Beijing confirms launch of China Aerospace Engine Group as Hague ruling pushes up defence shares

China Aerospace Engine Group: Shares in Chinese defence shares have  moved sharply upward after Beijing confirmed  that it was planning to invest heavily in the China Aerospace Engine Group,  its new national aircraft engine company that is to coordinate  the government’s drive  to develop the country’s  aerospace and defence ambitions. The government  is now expected to pump hundreds of billions of yuan into the civil and military aircraft engine building industries through the group, which will bring 46 companies under one management umbrella.
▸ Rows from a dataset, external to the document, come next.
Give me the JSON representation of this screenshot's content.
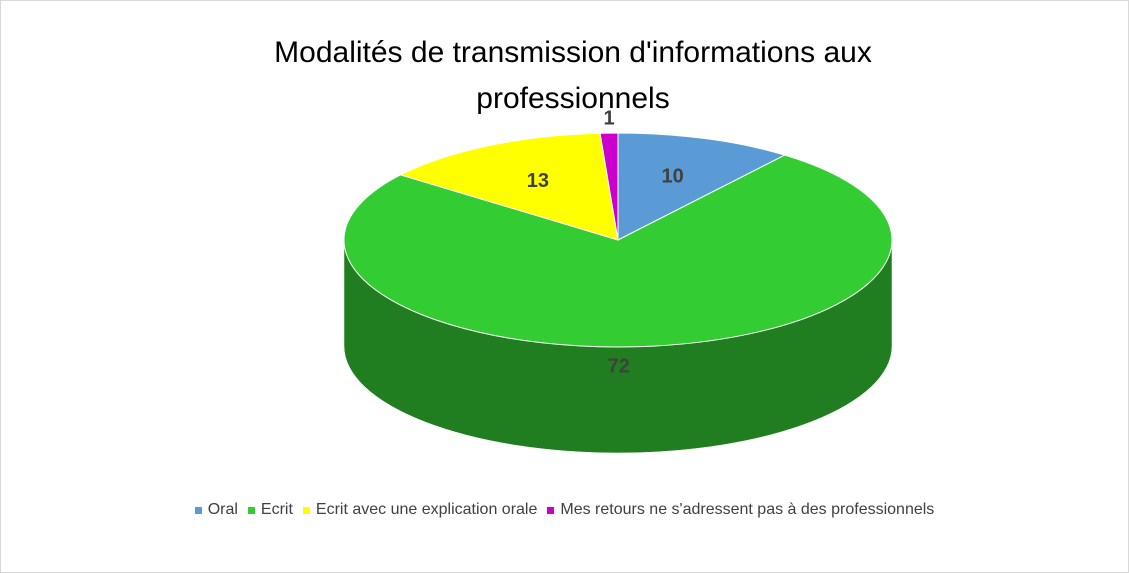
{
  "chart_data": {
    "type": "pie3d",
    "title": "Modalités de transmission d'informations aux professionnels",
    "categories": [
      "Oral",
      "Ecrit",
      "Ecrit avec une explication orale",
      "Mes retours ne s'adressent pas à des professionnels"
    ],
    "values": [
      10,
      72,
      13,
      1
    ],
    "colors": [
      "#5b9bd5",
      "#33cc33",
      "#ffff00",
      "#cc00cc"
    ],
    "legend": "bottom"
  }
}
The group was officially launched at the end of May with a registered capital of $7.62bn. The announcement was  made to coincide with the ruling by the international tribunal in the Hague that  China’s claims to sovereignty over much of the South China Sea had no legal basis and overwhelmingly backed the Philippines by ruling that the islands claimed by China – some of which are exposed only at low tide – cannot be used as the basis of territorial claims. It said some of the waters in question were “within the exclusive economic zone of the Philippines, because those areas are not overlapped by any possible entitlement of China”. It also  found that China had violated the Philippines’ sovereign rights in those waters by interfering with its fishing and petroleum exploration and by constructing artificial islands.
Shares in China Aerospace International Holdings, AviChina Industry & Technology,  the China Shipbuilding Industry and Sainty Marine Corp rose by 4.22%, 2.64%, 0.82% and  and  9.97% respectively.